Дмитро и Яринка разговаривали, может, пять, а может, и десять минут. Разделяла их колючая ржавая проволока, но они держались за руки. Жадно всматривались друг в друга, радуясь этой встрече, тревожась и отыскивая те изменения, которые должна была оставить на лицах тяжелая жизнь и разлука. И оба улыбались. Дмитро ясной, по-детски ясной улыбкой, а Яринка стыдливо-сдержанной, пробивавшейся сквозь крупные скупые слезы, будто солнечный луч сквозь крупные капли летнего дождя.
Какие чувства вызвала, что принесла им обоим эта неожиданная встреча, сказать трудно. Но для нас, заключенных в концлагерь, она, наверное, значила очень много.
Во время беседы, собственно, решалась наша судьба, хотя и узнали мы об этом уже значительно позже, потому что Дмитро на этот раз рассказал обо всем лишь двоим:
Степану Дзюбе и Миките Волокову. Ну и немного больному Сашку. Да и то с единственным желанием, собственно, по необходимости, поднять его настроение надеждой и разбудить у него угасающую волю к жизни.
И хотя наше положение в целом немного улучшилось и все мы понемногу поправлялись, Сашку с каждым днем становилось все хуже и хуже...

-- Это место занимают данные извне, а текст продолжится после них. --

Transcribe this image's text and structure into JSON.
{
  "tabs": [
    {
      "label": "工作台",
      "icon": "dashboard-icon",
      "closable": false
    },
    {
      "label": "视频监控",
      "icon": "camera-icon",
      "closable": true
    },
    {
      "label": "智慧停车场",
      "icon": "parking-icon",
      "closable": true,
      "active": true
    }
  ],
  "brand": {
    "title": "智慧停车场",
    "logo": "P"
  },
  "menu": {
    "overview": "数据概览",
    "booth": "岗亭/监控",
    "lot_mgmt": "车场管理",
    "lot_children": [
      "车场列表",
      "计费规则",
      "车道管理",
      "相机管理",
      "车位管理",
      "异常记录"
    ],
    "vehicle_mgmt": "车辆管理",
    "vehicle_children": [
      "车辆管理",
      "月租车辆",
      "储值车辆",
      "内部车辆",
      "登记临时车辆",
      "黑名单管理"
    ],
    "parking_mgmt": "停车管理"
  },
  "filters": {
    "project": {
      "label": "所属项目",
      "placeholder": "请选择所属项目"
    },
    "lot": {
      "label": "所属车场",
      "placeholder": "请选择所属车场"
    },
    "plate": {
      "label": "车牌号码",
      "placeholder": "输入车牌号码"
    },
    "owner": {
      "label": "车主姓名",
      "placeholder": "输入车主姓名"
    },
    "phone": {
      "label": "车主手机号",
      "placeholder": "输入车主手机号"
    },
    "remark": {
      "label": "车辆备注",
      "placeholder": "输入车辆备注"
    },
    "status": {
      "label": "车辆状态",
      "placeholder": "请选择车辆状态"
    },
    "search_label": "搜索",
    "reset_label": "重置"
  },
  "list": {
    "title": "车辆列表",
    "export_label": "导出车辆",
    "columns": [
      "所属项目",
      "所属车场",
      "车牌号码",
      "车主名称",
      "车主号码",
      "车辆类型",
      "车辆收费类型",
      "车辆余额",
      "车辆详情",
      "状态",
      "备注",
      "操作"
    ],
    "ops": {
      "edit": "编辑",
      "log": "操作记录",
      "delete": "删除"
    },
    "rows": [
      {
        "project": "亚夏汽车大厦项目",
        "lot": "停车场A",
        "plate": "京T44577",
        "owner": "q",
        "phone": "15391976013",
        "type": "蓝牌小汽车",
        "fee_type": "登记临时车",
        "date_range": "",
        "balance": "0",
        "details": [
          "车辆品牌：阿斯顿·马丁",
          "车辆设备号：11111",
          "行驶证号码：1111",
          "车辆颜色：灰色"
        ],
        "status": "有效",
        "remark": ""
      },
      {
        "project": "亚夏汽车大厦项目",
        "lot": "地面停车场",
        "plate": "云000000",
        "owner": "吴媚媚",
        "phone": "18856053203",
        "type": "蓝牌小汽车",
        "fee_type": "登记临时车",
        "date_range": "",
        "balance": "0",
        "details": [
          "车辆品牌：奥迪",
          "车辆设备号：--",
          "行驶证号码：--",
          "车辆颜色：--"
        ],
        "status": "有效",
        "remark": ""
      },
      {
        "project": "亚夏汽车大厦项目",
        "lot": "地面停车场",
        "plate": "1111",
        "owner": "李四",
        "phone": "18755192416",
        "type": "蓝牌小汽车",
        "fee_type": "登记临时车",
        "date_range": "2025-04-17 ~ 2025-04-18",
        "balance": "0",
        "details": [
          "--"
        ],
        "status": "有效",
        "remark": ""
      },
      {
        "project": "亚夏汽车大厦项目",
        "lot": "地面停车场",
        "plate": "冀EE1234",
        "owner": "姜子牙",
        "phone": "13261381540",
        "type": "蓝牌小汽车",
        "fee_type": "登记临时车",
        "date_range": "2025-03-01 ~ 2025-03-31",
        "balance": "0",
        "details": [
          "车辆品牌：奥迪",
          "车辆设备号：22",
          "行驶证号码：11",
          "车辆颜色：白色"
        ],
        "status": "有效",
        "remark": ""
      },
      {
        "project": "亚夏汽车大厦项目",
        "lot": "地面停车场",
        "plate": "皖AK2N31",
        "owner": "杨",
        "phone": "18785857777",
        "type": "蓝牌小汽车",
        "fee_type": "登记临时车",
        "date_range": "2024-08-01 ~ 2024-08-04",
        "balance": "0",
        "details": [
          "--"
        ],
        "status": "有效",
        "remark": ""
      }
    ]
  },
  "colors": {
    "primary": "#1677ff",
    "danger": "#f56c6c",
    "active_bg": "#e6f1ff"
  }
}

Яринка рассказала Дмитру, что со времени их разлуки случилось много нового. Листовка с воззванием гебитскомиссара и кукишем Гитлеру на обороте с успехом была распространена в нескольких районах и наделала много шума. После того были напечатаны и пущены по рукам еще две листовки с краткими сводками Информбюро. "Молния" живет, крепнет и развертывает борьбу.

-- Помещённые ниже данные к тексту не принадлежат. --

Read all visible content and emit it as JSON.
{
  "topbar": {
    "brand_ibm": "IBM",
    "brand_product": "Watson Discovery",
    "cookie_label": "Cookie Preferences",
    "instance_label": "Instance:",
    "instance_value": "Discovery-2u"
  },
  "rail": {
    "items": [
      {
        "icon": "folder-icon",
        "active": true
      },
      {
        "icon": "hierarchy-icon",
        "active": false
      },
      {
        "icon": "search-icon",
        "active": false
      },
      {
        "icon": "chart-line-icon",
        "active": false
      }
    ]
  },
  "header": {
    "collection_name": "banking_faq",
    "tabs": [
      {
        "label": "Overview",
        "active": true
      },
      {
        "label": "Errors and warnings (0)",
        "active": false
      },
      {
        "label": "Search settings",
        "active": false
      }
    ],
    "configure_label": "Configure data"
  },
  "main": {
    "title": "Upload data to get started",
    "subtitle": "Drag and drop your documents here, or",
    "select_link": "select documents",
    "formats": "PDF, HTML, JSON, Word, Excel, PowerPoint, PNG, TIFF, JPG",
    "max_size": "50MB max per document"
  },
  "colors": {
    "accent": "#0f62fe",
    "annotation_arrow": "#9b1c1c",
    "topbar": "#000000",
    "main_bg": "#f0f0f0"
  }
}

Уже удалось установить очень важные связи. Много нового должна принести весна. А пока что самым ответственным поручением "Молнии" является освобождение заключенных нашего концлагеря. Подготавливаются два варианта, которые в лагере тоже надо основательно обдумать и предложить свое мнение: побег с дороги, когда пленные будут работать в степи, с помощью боевой группы "Молнии" и подосланных в охрану своих людей, и побег из лагеря через подкоп под проволокой к оврагу изпод глухой стены коровника. Это в том случае, если в овраге и за ним удастся установить хотя бы два поста из своих людей. "Молния" постепенно накапливает оружие.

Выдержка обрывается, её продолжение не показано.